Поэтесса, критик и демоническая женщина Зинаида Гиппиус в своих записках жестко высказывается о мужчинах, революции и власти. Запрещенные цензурой в советское время, ее дневники шокируют своей откровенностью. Гиппиус своим эпатажем и скандальным поведением завоевала славу одной из самых загадочных женщин ХХ века, о которой до сих пор говорят с придыханием или осуждением.

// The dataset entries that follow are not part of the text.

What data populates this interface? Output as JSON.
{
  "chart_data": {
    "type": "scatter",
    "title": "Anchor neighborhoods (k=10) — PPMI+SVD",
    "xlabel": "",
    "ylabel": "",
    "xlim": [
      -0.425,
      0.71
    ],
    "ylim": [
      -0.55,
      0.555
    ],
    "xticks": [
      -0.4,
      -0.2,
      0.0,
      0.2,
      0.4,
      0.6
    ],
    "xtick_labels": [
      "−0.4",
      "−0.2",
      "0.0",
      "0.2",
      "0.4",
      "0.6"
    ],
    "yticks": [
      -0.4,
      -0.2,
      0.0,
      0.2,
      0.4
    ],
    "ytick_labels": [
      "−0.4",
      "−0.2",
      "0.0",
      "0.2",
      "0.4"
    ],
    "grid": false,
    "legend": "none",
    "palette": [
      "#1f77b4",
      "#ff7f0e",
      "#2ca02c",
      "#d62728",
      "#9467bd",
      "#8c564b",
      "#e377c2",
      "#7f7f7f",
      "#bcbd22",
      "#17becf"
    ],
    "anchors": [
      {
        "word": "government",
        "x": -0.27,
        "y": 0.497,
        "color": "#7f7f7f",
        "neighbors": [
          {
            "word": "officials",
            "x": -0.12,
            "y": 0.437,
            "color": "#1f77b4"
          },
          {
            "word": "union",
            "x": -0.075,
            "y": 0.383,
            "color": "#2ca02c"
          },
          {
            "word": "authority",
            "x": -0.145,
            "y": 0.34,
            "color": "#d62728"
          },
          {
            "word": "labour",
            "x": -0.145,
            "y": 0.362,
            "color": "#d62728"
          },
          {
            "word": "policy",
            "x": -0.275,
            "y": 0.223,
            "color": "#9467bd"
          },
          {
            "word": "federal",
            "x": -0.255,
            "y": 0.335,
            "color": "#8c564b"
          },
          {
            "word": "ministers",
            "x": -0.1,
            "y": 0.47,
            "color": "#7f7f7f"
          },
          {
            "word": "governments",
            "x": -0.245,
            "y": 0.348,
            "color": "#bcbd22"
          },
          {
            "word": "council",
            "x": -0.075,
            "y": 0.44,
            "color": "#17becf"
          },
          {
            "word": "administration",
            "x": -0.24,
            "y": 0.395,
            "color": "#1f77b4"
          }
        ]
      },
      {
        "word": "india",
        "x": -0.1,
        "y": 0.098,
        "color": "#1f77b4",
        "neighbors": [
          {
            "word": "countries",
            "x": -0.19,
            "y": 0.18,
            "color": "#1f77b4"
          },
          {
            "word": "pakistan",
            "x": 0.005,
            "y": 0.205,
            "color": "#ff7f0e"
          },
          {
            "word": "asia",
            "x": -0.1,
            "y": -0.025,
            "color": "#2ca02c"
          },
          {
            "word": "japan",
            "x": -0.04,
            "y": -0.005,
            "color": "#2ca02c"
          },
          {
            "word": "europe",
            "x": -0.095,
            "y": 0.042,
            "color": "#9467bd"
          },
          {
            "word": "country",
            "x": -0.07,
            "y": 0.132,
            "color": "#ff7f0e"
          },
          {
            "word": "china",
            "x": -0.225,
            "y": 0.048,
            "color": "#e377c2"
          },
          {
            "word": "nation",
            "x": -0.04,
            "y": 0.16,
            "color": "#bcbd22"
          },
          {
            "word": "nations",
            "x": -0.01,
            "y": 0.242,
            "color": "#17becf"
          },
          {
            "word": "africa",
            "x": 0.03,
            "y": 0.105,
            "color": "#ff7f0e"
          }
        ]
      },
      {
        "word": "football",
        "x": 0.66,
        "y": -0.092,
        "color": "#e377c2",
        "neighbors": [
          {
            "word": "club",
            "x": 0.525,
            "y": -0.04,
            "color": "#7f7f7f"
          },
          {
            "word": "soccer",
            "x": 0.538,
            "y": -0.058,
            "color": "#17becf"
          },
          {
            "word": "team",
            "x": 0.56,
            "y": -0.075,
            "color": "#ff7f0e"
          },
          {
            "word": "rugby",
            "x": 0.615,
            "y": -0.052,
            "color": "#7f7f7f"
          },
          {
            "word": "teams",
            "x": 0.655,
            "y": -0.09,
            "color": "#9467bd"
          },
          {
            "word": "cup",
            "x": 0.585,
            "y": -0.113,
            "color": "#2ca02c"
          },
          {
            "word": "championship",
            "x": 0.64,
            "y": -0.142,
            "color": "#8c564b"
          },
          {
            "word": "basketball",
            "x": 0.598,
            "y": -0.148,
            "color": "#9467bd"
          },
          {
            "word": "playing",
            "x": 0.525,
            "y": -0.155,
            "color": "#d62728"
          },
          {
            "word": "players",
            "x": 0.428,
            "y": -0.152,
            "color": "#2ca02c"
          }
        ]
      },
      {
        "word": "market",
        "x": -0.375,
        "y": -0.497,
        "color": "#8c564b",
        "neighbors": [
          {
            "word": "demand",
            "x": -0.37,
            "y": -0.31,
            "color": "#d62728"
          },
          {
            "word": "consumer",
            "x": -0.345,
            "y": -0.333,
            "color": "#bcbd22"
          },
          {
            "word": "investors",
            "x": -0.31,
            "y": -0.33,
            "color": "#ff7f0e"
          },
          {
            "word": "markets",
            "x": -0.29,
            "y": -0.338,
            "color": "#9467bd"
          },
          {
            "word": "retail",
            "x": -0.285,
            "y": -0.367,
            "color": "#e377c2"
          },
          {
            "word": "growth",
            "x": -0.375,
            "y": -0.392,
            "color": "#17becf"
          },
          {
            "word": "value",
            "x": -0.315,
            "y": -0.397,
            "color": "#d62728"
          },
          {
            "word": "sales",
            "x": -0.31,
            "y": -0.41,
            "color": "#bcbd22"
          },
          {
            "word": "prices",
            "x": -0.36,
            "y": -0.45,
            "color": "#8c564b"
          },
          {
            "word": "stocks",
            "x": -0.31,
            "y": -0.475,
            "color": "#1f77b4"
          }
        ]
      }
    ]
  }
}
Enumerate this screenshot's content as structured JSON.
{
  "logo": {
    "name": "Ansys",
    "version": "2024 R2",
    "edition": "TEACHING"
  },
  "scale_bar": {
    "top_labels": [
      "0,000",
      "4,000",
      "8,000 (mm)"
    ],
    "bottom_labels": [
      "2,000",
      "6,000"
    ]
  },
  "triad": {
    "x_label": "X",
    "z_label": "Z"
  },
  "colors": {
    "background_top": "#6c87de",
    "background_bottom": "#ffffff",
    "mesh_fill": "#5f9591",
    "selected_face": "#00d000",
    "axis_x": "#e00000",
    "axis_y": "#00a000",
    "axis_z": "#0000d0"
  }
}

Гиппиус пишет о Блоке и Дягилеве, Савинкове и Керенском, Брюсове и Есенине. О знаковых лицах и атмосфере времени. Стиль – блестящий, читать – удовольствие. Книга содержательная, находка для тех, кто интересуется политикой и/или культурой начала прошлого века.Но при всем при этом ко мне она запоздала: именно благодаря точности наблюдений и афористичности ее раздергали на цитаты, и по ходу чтения не покидало ощущение, что всё это я уже видела, читала, и не по одному разу. Своеобразие личности Зинаиды Гиппиус, чья фигура, собственно, и привлекала изначально, ощутить все-таки удалось. Надергала и я цитат:
.
Главное – не ныть. Не размазывать своих «страданий». Подумаешь! У всякого своя боль. Вот у меня кашель, например. И у других, наверно, кашель. Не хочу жаловаться на кашель.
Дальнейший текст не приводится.